The second timeline follows Ruth Hamilton in the late 1940s, second wife to widower and war vet Peter, and step-mother to Christopher and Michael. She is struggling with her new roles as mother, wife and woman of the same cold, windswept and haunted house. A third part is set in pre-Industrial Scotland, told by Joseph, a young man, whose father rescues a girl accused of witchcraft. At the end of each section is an anonymous act of violence – rape, murder – perpetrated against a woman in the region. The plotlines intersect loosely and naturally, each building to a satisfying climax and neat resolution. Interestingly the information we gain as readers in each section does not often pass between the women in each time, a subtle narrative choice that means only we see the bigger pattern operating across decades and centuries. Novels set in different and interlocking timelines often suffer from ebbs in energy – it’s easy to preference one over another – but Wyld impressively sustains the narrative thrust throughout.

Each of the characters is thoroughly realised and a delight to spend time with, particularly Viv who speaks in the same droll tone as Fleabag, and finds comedy in black situations, and Maggie, a self-described witch who invites herself to stay at the old house with Viv, and is the novel’s political heart.

As it progresses, The Bass Rock becomes a catalogue of violence, a surgical and unsparing depiction of the misogyny that women and girls face. It illustrates a full schema of power and control, from verbal slights and “jokes” (“It was just tickling”, two separate women try to convince themselves. “Fuck, for minute I thought you were going to say I raped you or something,” one perpetrator says in response) to gaslighting and psychological warfare to assault, rape and murder. The novel also demonstrates how boys are inducted into this system, how they are victims of its violence too, and perhaps how we can raise boys differently. “You’re not meant to like it,” says a father of the abuse his sons are receiving at school (likely a victim himself), “You’re meant to transform into a man… I’m not having them … turning into poofs who watercolour and collect seashells.” Two activities that sound perfectly fucking delightful thankyou very much.

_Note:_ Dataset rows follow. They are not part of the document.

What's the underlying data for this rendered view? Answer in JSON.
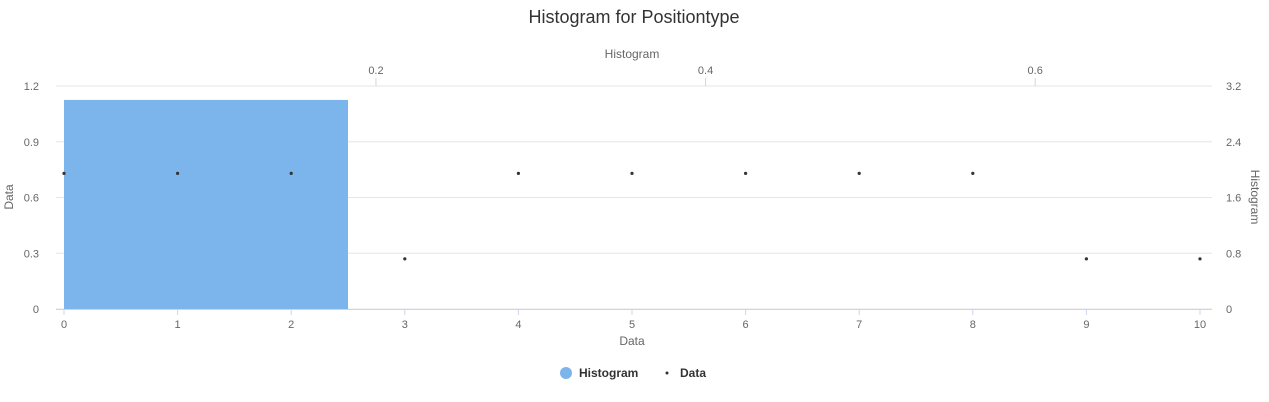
{
  "chart_data": {
    "type": "bar",
    "title": "Histogram for Positiontype",
    "x_axis_bottom": {
      "label": "Data",
      "ticks": [
        "0",
        "1",
        "2",
        "3",
        "4",
        "5",
        "6",
        "7",
        "8",
        "9",
        "10"
      ],
      "range": [
        0,
        10
      ]
    },
    "x_axis_top": {
      "label": "Histogram",
      "ticks": [
        "0.2",
        "0.4",
        "0.6"
      ],
      "range": [
        0.0107,
        0.7
      ]
    },
    "y_axis_left": {
      "label": "Data",
      "ticks": [
        "0",
        "0.3",
        "0.6",
        "0.9",
        "1.2"
      ],
      "range": [
        0,
        1.2
      ]
    },
    "y_axis_right": {
      "label": "Histogram",
      "ticks": [
        "0",
        "0.8",
        "1.6",
        "2.4",
        "3.2"
      ],
      "range": [
        0,
        3.2
      ]
    },
    "grid": true,
    "legend_position": "bottom-center",
    "series": [
      {
        "name": "Histogram",
        "type": "column",
        "color": "#7cb5ec",
        "bins": [
          {
            "x_start": 0,
            "x_end": 2.5,
            "value": 3
          }
        ]
      },
      {
        "name": "Data",
        "type": "scatter",
        "color": "#333333",
        "points": [
          {
            "x": 0,
            "y": 0.73
          },
          {
            "x": 1,
            "y": 0.73
          },
          {
            "x": 2,
            "y": 0.73
          },
          {
            "x": 3,
            "y": 0.27
          },
          {
            "x": 4,
            "y": 0.73
          },
          {
            "x": 5,
            "y": 0.73
          },
          {
            "x": 6,
            "y": 0.73
          },
          {
            "x": 7,
            "y": 0.73
          },
          {
            "x": 8,
            "y": 0.73
          },
          {
            "x": 9,
            "y": 0.27
          },
          {
            "x": 10,
            "y": 0.27
          }
        ]
      }
    ]
  },
  "legend": {
    "histogram_label": "Histogram",
    "data_label": "Data"
  }
}
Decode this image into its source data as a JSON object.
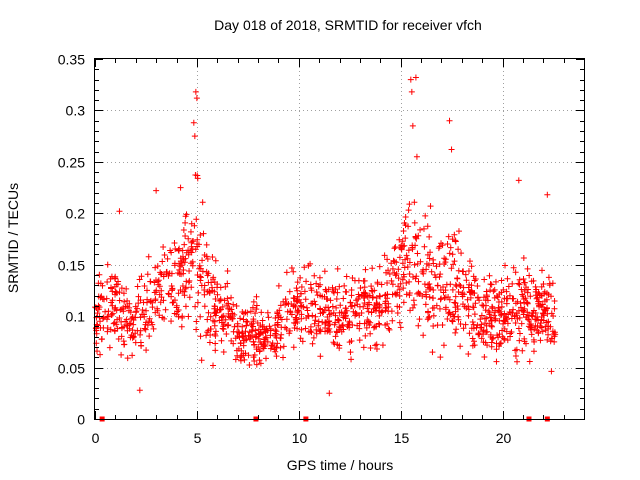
{
  "chart_data": {
    "type": "scatter",
    "title": "Day 018 of 2018, SRMTID for receiver vfch",
    "xlabel": "GPS time / hours",
    "ylabel": "SRMTID / TECUs",
    "xlim": [
      0,
      24
    ],
    "ylim": [
      0,
      0.35
    ],
    "x_ticks": [
      0,
      5,
      10,
      15,
      20
    ],
    "x_tick_labels": [
      "0",
      "5",
      "10",
      "15",
      "20"
    ],
    "y_ticks": [
      0,
      0.05,
      0.1,
      0.15,
      0.2,
      0.25,
      0.3,
      0.35
    ],
    "y_tick_labels": [
      "0",
      "0.05",
      "0.1",
      "0.15",
      "0.2",
      "0.25",
      "0.3",
      "0.35"
    ],
    "grid": true,
    "marker": "+",
    "color": "#ff0000",
    "data_x_range": [
      0,
      22.6
    ],
    "envelope": [
      {
        "x": 0.0,
        "mean": 0.1,
        "spread": 0.035
      },
      {
        "x": 1.0,
        "mean": 0.11,
        "spread": 0.04
      },
      {
        "x": 2.0,
        "mean": 0.09,
        "spread": 0.04
      },
      {
        "x": 3.0,
        "mean": 0.12,
        "spread": 0.045
      },
      {
        "x": 4.0,
        "mean": 0.13,
        "spread": 0.045
      },
      {
        "x": 4.7,
        "mean": 0.15,
        "spread": 0.06
      },
      {
        "x": 5.0,
        "mean": 0.16,
        "spread": 0.09
      },
      {
        "x": 5.5,
        "mean": 0.12,
        "spread": 0.045
      },
      {
        "x": 7.0,
        "mean": 0.085,
        "spread": 0.03
      },
      {
        "x": 8.5,
        "mean": 0.08,
        "spread": 0.03
      },
      {
        "x": 10.0,
        "mean": 0.11,
        "spread": 0.04
      },
      {
        "x": 12.0,
        "mean": 0.1,
        "spread": 0.04
      },
      {
        "x": 14.0,
        "mean": 0.11,
        "spread": 0.04
      },
      {
        "x": 15.5,
        "mean": 0.16,
        "spread": 0.07
      },
      {
        "x": 16.0,
        "mean": 0.13,
        "spread": 0.06
      },
      {
        "x": 17.5,
        "mean": 0.13,
        "spread": 0.06
      },
      {
        "x": 19.0,
        "mean": 0.1,
        "spread": 0.04
      },
      {
        "x": 21.0,
        "mean": 0.11,
        "spread": 0.045
      },
      {
        "x": 22.6,
        "mean": 0.1,
        "spread": 0.04
      }
    ],
    "peaks": [
      {
        "x": 4.95,
        "y": 0.318
      },
      {
        "x": 5.0,
        "y": 0.312
      },
      {
        "x": 4.85,
        "y": 0.288
      },
      {
        "x": 4.9,
        "y": 0.275
      },
      {
        "x": 15.5,
        "y": 0.33
      },
      {
        "x": 15.75,
        "y": 0.332
      },
      {
        "x": 15.55,
        "y": 0.318
      },
      {
        "x": 15.6,
        "y": 0.285
      },
      {
        "x": 17.4,
        "y": 0.29
      },
      {
        "x": 17.5,
        "y": 0.262
      },
      {
        "x": 15.8,
        "y": 0.255
      },
      {
        "x": 3.0,
        "y": 0.222
      },
      {
        "x": 4.2,
        "y": 0.225
      },
      {
        "x": 20.8,
        "y": 0.232
      },
      {
        "x": 22.2,
        "y": 0.218
      },
      {
        "x": 1.2,
        "y": 0.202
      },
      {
        "x": 2.2,
        "y": 0.028
      },
      {
        "x": 11.5,
        "y": 0.025
      }
    ],
    "gap_markers_x": [
      0.35,
      7.9,
      10.35,
      21.3,
      22.2
    ],
    "gap_marker_y": 0
  }
}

Wyld writes in a note that Sherele Moody’s Australian Femicide and Child Death Map is a baseline to her thinking, and one of Maggie’s projects is a map of murdered local women, what the police call “isolated events with no wider threat to the public.” But as Maggie succinctly puts it, all are united by a common situation, “the situation being: she was a woman and he is a man”. The Bass Rock joins Jess Hill’s See What You Made Me Do as another urgent intervention in the escalating and intensifying crisis of violence against women.

Despite these heavy themes, the novel skips along like a thriller. I particularly enjoyed atmospheric descriptions of the landscape and the matter-of-fact depiction of the supernatural and occult. Symbols and rituals abound, a system of female resistance to male control. Although it has a bleak ending, there are moments of hard-earned triumph. “It’s a woman’s thing, creation,” says one character, and this story demonstrates the power of creation in the face of the men who would destroy and erase.

Gay rating: 3/5 for a queer major character (Viv has dated women in the past) and rumours of other queer activity.